The deal, which will resolve allegations the company violated illicit finance and money-laundering laws, involves the Justice Department, the Commodity Futures Trading Commission (CFTC) and the Treasury Department, the sources said.
The company will pay $3.4 billion to the Treasury’s Financial Crimes Enforcement Network office and $968 million to the Treasury’s sanction unit, one of the sources said.
Binance’s former chief compliance officer Samuel Lim will also be charged as part of the settlement, the other source said, adding Binance will also be required to remediate its lapses.
Lawyers for Zhao and Binance, as well as a company spokesperson, did not immediately respond to calls for comment.
A spokesperson for the DOJ declined to comment. The CFTC and Treasury Department did not respond to requests for comment.
Binance has been under the Justice Department’s scrutiny since at least 2018, Reuters reported last year, just one of a string of legal headaches it faces in the United States.
Federal prosecutors at the agency asked the company in December 2020 to provide internal records about its anti-money laundering efforts, along with communications involving Zhao, who founded the company in 2017.

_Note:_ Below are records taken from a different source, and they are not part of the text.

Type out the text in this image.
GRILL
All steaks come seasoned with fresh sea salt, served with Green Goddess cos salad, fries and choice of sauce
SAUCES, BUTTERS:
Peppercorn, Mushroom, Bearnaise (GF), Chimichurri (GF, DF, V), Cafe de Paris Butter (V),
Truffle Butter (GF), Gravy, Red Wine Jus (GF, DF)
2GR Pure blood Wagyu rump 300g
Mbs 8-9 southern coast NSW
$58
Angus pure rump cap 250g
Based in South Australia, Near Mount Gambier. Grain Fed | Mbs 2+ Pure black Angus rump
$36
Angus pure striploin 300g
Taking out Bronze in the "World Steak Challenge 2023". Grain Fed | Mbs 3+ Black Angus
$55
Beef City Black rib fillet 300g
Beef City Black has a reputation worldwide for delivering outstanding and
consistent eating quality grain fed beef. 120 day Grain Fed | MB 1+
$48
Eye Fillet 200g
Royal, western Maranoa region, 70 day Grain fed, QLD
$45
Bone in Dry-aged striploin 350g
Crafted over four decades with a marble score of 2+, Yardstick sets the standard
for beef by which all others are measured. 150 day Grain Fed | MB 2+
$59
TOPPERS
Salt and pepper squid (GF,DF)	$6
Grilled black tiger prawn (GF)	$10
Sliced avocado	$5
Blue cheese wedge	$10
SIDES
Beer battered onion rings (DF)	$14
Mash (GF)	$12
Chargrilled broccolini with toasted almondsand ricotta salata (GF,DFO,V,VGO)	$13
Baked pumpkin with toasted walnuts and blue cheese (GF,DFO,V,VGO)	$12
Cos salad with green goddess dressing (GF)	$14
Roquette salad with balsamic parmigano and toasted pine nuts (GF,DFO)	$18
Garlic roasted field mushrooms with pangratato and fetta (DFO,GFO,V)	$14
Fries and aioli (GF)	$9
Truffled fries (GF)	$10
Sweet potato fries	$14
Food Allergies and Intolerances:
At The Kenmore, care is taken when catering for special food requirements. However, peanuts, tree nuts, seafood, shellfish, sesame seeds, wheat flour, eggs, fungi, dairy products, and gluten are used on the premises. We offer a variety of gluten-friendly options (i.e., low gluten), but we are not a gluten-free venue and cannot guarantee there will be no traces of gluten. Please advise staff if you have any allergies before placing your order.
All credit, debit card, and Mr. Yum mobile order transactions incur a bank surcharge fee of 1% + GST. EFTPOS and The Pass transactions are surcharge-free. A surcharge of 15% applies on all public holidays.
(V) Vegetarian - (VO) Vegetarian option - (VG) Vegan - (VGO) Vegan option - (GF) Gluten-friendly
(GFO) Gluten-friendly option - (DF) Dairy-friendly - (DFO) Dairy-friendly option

The CFTC in March filed civil charges against Binance, alleging it failed to implement an effective anti-money laundering program to detect and prevent terrorist financing.
Internally, Binance officers and employees acknowledged that the platform facilitated “potentially illegal activities,” the CFTC alleged.
In February 2019, Binance’s former Chief Compliance Officer Lim received information on transactions by the militant Palestinian group Hamas on Binance, the CFTC wrote.
Zhao, a billionaire who was born in China and moved to Canada at the age of 12, said the CFTC’s “complaint appears to contain an incomplete recitation of facts, and we do not agree with the characterization of many of the issues alleged.”